Latest commemorative envelope marks ‘1 RCHA’ sesquicentennial

By Jesse Robitaille

Canada Post has honoured another regimental anniversary on its third and final commemorative envelope of the year.

The Royal Canadian Horse Artillery (RCHA) marks its sesquicentennial this year, and that milestone is mirrored on the envelope issued on Oct. 20.

With the 1871 establishment of the “A” and “B” Batteries, Canada saw the first full-time or regular elements of its post-Confederation army. It came after British and U.S. officials signed the Treaty of Washington, a general agreement settling various disputes, on May 8, 1871, and most British troops in Canada were withdrawn.

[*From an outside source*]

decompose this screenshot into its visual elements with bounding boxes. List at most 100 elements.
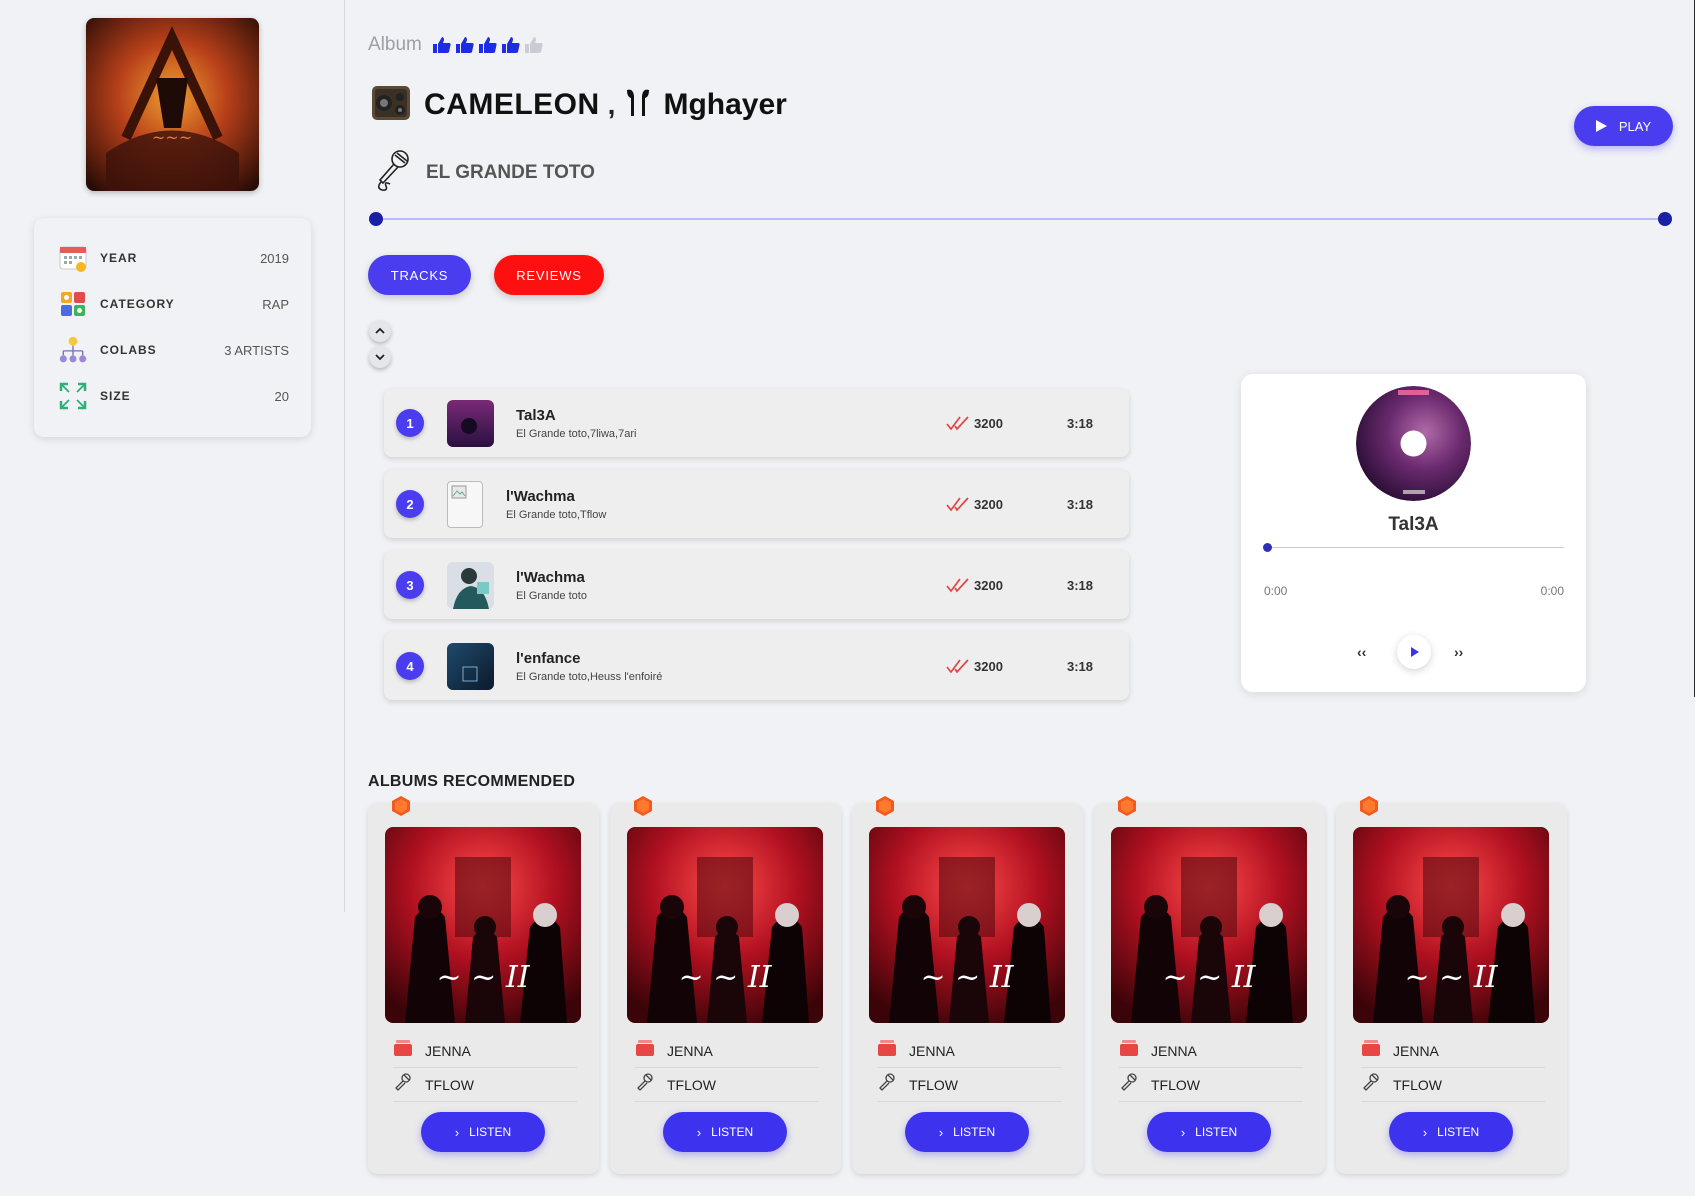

“The Canadian authorities finally resigned themselves to the situation,” according to a Canadian Military History Gateway post developed by the directorate of history and heritage at the Department of National Defence.

On Oct. 20, militia general order #24 authorized the formation of the “A” and “B” Batteries as garrison artillery and schools of gunnery at Fort Henry in Kingston, Ont., and the Québec Citadel in Québec, Qué.

“They were commanded by officers seconded from the British Army and manned by gunners attached from Active Militia batteries around a nucleus of instructors formerly of the Royal Artillery,” reads a statement from Canada Post. “Their formation marked a watershed in Canadian military history. Henceforth, Canada would bear responsibility for its defence commensurate with its new political autonomy.”

Today, the “A” and “B” Batteries exist as sub-units of 1st Regiment, RCHA, the senior regular unit in the Canadian army. Also known as “1 RCHA,” the unit has an operational history ranging from the North West Rebellion to the South African War, First World War, Second World War and the Korean War. It was also forward deployed in Germany as part of Canadian Forces Europe – the country’s Cold War-era military formation in Europe – for 25 years between 1967 and 1993, when the final Canadian troops withdrew from the continent. Currently, the regiment belongs to 3rd Canadian Division’s 1 Canadian Mechanized Brigade Group.

The regiment forms part of the Royal Regiment of Canadian Artillery (RCA), which comprises 25 units represented in 33 communities across Canada.

The RCHA envelope is Canada Post’s third commemorative envelope since 2019, when it issued three of them – all marking regimental anniversaries. While most of the regimental anniversaries are of national significance, they’re more specific than the subjects highlighted under the broad scope of the stamp program. Canada Post uses commemorative envelopes as a … for its stamp program.

“For regiments, there are over 300 regiments that split, and they have different anniversaries and were formed in different times or joined other ones,” Jim Phillips, Canada Post’s outgoing director of stamp services, told CSN this summer (“Commemorative envelopes through the years,” Vol. 46 #9).

Phillips, who’s set to retire on Nov. 12 after 34 years with Canada Post, added the regimental anniversaries – plus those of Canada’s iconic hospitals, libraries and other institutions with historical significance – are “just too much to commemorate” as part of the stamp program.

Earlier this year, Canada Post issued envelopes marking the centennial of the Concordia University of Edmonton and the 12e Régiment blindé du Canada, another regiment, in March and June, respectively.

Canada Post has issued about 180 commemorative envelopes since its first issue marking the Montréal Olympics in 1976.